Dalam konteks ini, Payment ID berpotensi memperkuat
kepercayaan investor, menutup celah transaksi ilegal, serta
meningkatkan kualitas data ekonomi digital nasional.
Namun, lanjut Arin, rencana ini juga memunculkan
kekhawatiran publik. Banyak masyarakat, terutama di media
sosial, menyuarakan kecemasan bahwa semua transaksi akan
langsung dikenai pajak.
Arin menekankan bahwa Payment ID dapat menjadi alat
pemberdayaan ekonomi, bukan sekadar alat pungutan. Misalnya,
data transaksi dapat membantu bank dan fintech dalam menilai
kelayakan kredit pelaku UMKM, yang sebelumnya kesulitan
mengakses pembiayaan karena ketiadaan riwayat transaksi
resmi.
“Hal ini pernah diuji dalam penyaluran bantuan sosial non-
tunai, di mana data transaksi digital membantu menyalurkan
bantuan secara lebih tepat sasaran. Artinya, Payment ID bisa
memberi manfaat balik kepada masyarakat,” jelas Arin.
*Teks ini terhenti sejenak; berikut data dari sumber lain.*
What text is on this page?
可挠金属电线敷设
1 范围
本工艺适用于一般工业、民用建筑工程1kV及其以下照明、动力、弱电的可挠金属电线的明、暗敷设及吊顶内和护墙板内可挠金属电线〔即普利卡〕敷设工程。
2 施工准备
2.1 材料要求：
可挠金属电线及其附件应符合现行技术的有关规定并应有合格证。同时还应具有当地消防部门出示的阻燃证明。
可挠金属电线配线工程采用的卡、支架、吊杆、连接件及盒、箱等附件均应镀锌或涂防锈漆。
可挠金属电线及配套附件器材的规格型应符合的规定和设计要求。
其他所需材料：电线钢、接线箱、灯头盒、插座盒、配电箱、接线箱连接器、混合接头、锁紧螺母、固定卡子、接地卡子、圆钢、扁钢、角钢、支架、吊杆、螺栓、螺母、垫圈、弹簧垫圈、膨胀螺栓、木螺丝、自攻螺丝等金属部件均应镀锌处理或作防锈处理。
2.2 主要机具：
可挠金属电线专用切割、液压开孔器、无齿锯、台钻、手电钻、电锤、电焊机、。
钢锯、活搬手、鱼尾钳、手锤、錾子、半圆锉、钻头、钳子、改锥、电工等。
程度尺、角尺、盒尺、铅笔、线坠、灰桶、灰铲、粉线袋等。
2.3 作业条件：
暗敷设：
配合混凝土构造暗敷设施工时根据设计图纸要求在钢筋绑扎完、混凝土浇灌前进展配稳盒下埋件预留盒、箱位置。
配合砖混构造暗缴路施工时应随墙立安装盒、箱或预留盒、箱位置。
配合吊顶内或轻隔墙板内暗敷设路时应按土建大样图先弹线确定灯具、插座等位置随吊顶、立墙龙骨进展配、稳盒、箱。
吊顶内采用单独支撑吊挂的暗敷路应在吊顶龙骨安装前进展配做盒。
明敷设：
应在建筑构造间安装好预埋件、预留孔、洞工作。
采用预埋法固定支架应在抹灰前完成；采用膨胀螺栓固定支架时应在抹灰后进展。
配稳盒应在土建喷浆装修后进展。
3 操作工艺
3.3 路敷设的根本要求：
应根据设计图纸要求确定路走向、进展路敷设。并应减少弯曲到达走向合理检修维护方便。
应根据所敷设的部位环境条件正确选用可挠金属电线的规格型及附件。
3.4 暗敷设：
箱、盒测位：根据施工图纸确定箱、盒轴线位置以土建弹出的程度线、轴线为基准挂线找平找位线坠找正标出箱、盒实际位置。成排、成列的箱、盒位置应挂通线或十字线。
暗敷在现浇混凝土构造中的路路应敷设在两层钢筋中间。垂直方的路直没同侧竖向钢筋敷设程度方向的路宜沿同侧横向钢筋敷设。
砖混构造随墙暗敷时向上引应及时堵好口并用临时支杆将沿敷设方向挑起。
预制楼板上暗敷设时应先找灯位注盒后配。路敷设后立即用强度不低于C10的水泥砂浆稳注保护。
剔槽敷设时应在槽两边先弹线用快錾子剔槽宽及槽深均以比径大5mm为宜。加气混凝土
Meski Bank Indonesia menyatakan bahwa sistem ini berbasis
persetujuan pengguna (consent-based) dan sesuai dengan UU
Perlindungan Data Pribadi, kekhawatiran terkait keamanan dan
privasi data tetap tinggi. Terlebih dengan berbagai kasus
kebocoran data di sektor publik yang sempat terjadi.
“Negara akan memegang basis data keuangan yang sangat
sensitif. Tanpa pengawasan independen yang ketat, risiko
penyalahgunaan tetap ada. Tanpa jaminan privasi yang kuat,
kepercayaan publik akan sulit terbangun,” tambahnya.
3 Hal Penting
Agar implementasi Payment ID berdampak positif dan tidak
menimbulkan resistensi masyarakat, Arin menyarankan tiga hal
penting:
Pertama, implementasi bertahap dan edukasi publik.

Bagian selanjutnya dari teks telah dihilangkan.